Those of us down here in Texas would have to respectfully disagree with you on that. If you knew your history, you would also know that Texas ports were among the last to remain in confederate hands and accordingly drew a good ammount of yankee attention. Union assaults were made on Corpus Christi and Galveston, not to mention the Sabine campaign. The reason you cast Texas as an "irrelevant" theater stems primarily from the fact that, despite many yankee efforts to advance into it, the confederates successfully impeded them at the coast.
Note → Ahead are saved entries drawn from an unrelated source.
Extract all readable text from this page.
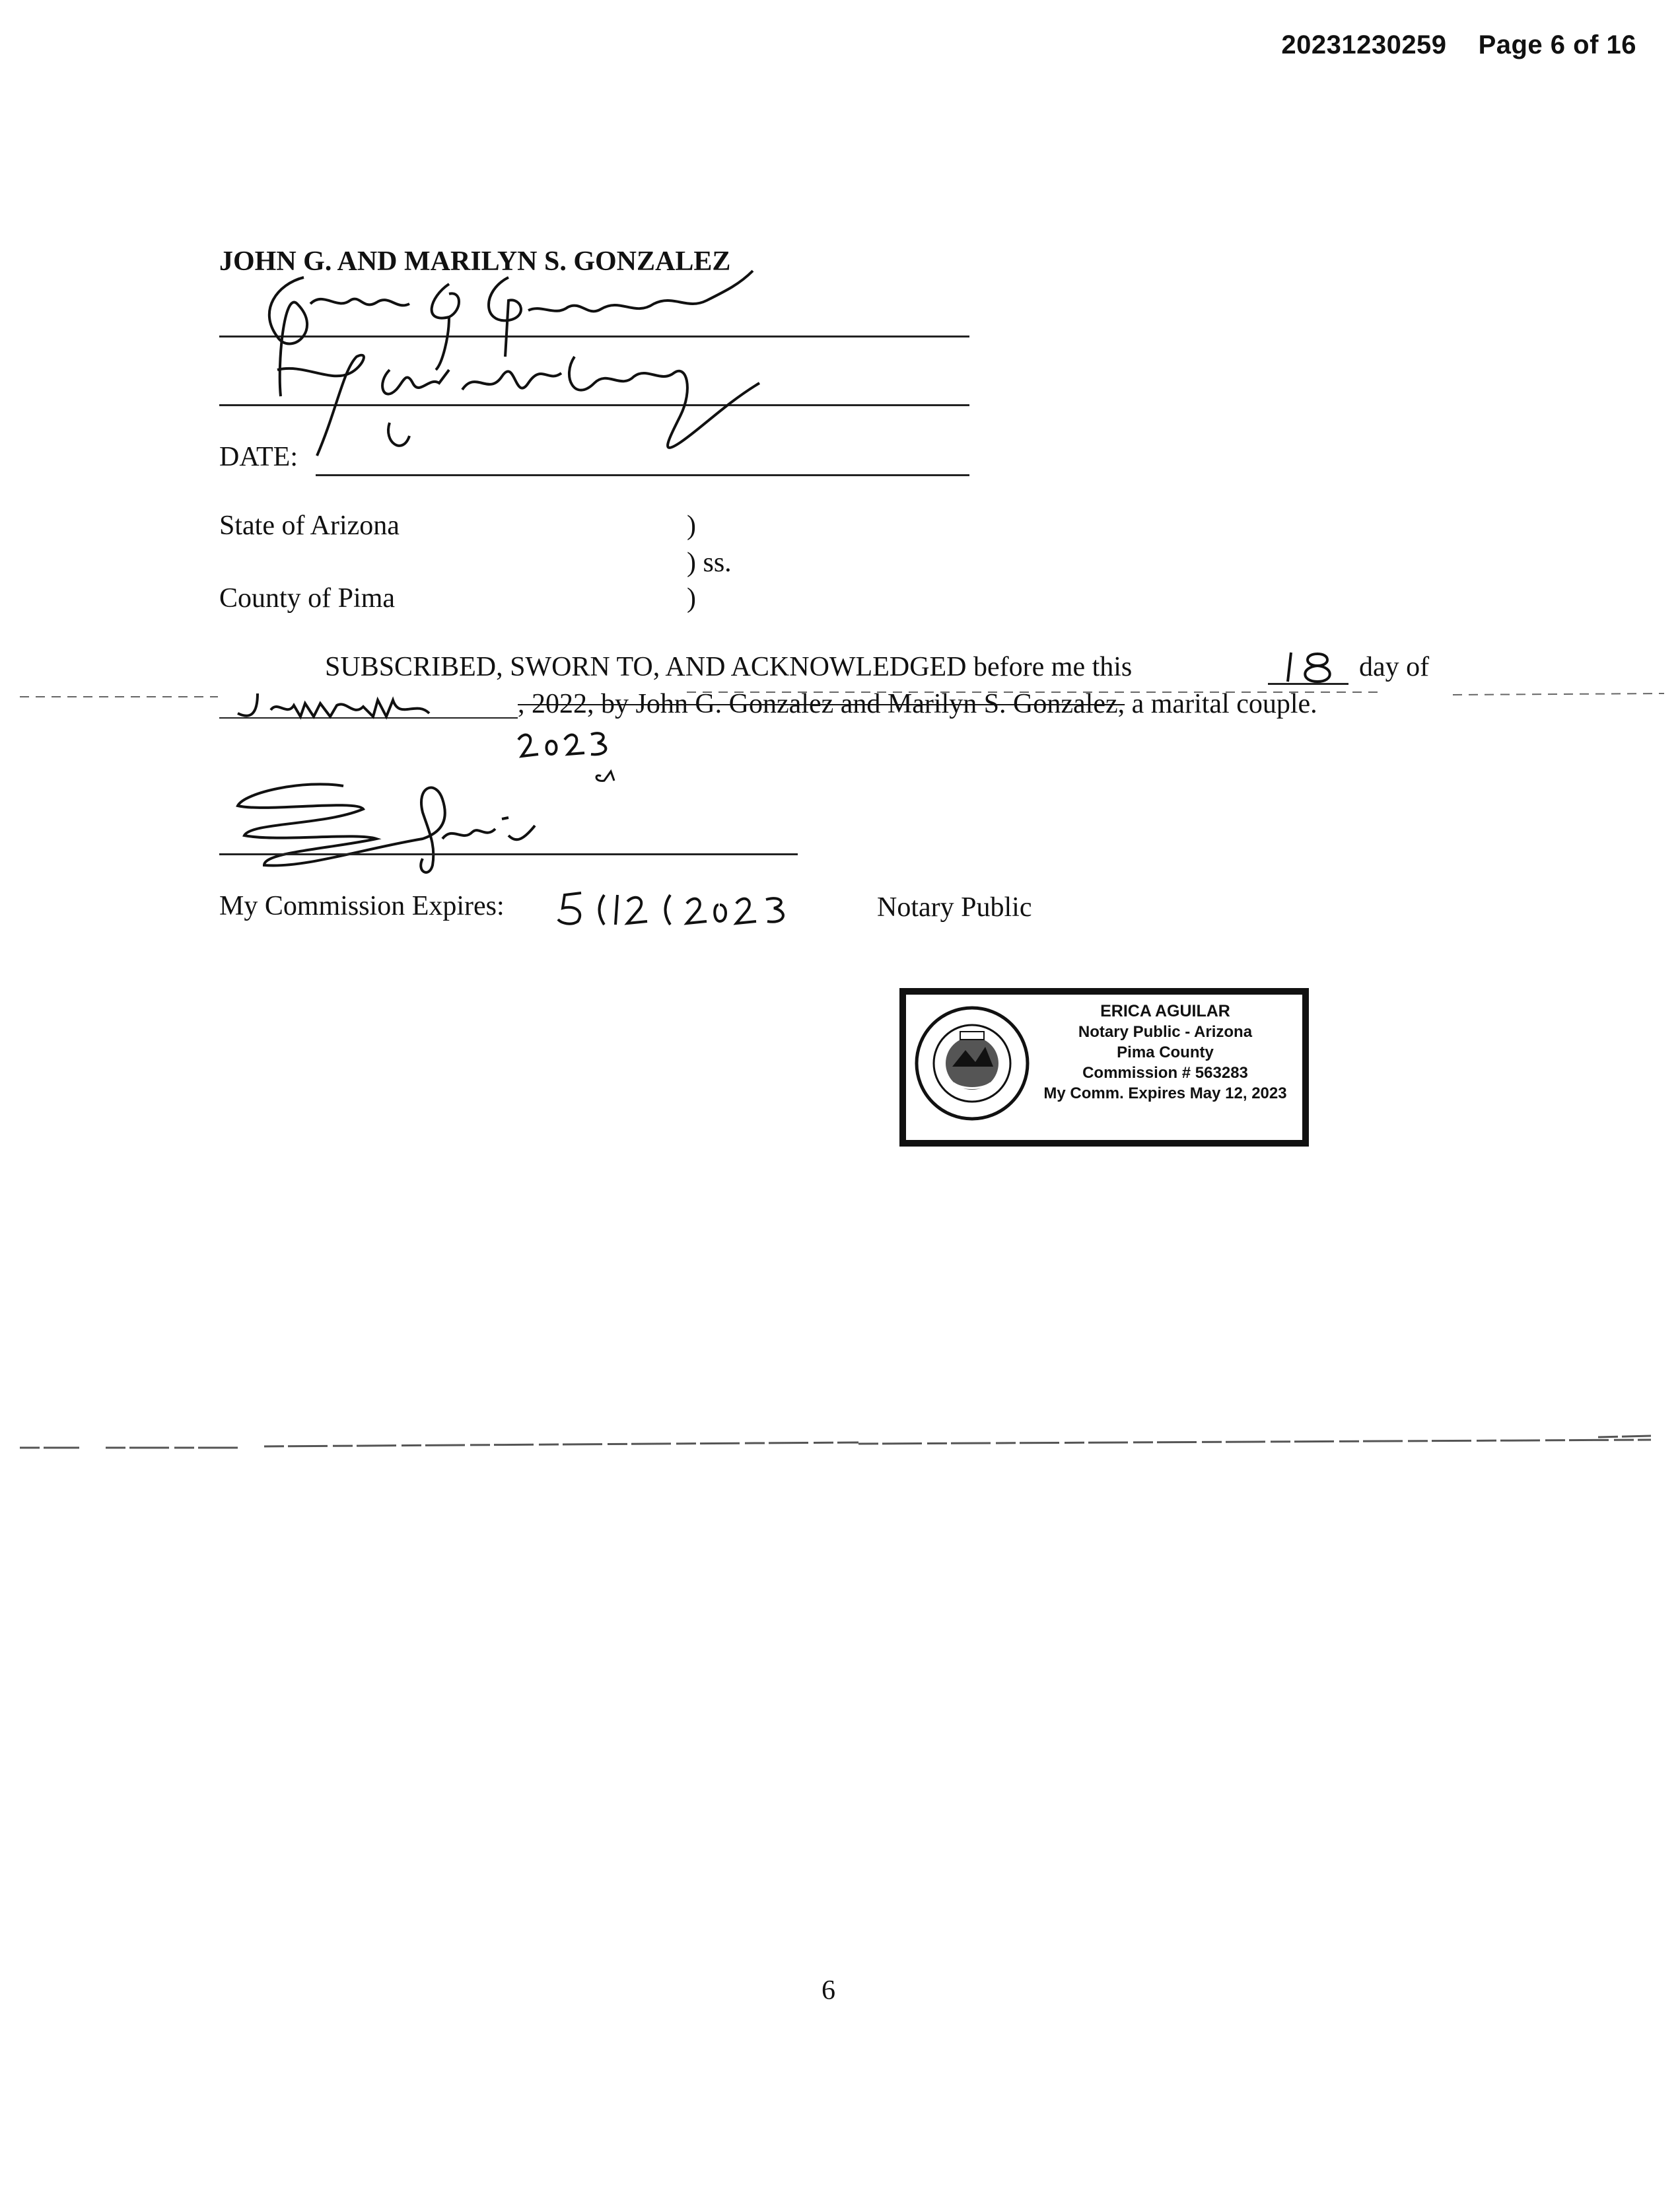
20231230259 Page 6 of 16
JOHN G. AND MARILYN S. GONZALEZ
DATE:
State of Arizona	)
) ss.
County of Pima	)
SUBSCRIBED, SWORN TO, AND ACKNOWLEDGED before me this	day of
, 2022, by John G. Gonzalez and Marilyn S. Gonzalez, a marital couple.
My Commission Expires:	Notary Public
ERICA AGUILAR
Notary Public - Arizona
Pima County
Commission # 563283
My Comm. Expires May 12, 2023
6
At the time of the war, Texas became a major frustration for Butler and the yankees in general following New Orleans...even to the point that they lied to the northern newspapers and claimed to have taken Corpus when they had not done so because conceding their frustrations would have been embarassing for a state they thought they could overrun.
surely compares to the most famous in history which if lost by the Spartans could have changed the face of the Western world.
In military odds, definately. I have already ventured to say that the odds against the Texan confederates at Sabine were greater than those against the Spartans, making their feat all the more significant.
And though NO battle in the entire war between the states could reasonably be compared in results to a saving point of the western world, Sabine Pass could easily be said to have had a similar effect on the history of the state of Texas itself.
I don't see how this battle's outcome had any impact on Texas history since it had no impact on the outcome of the war or the policies which came after it. Had it been won by the Union it would have had a trivial impact on the plans of the Union.
From what I have read this battle cannot be compared to Thermopylae in any way. A fort against a couple of gunboats is not similiar to 300 Spartans against a force of 100,000 Persians. Sorry but your hyperbole is vastly overblown as I said initially in our exchange.
Beating Benjamin Butler, a terrible general by any measure, was not difficult for any competent soldier (which he wasn't being a political appointee.) Had the forces been led by a Grant, Sherman or Sheridan the story would have been totally different.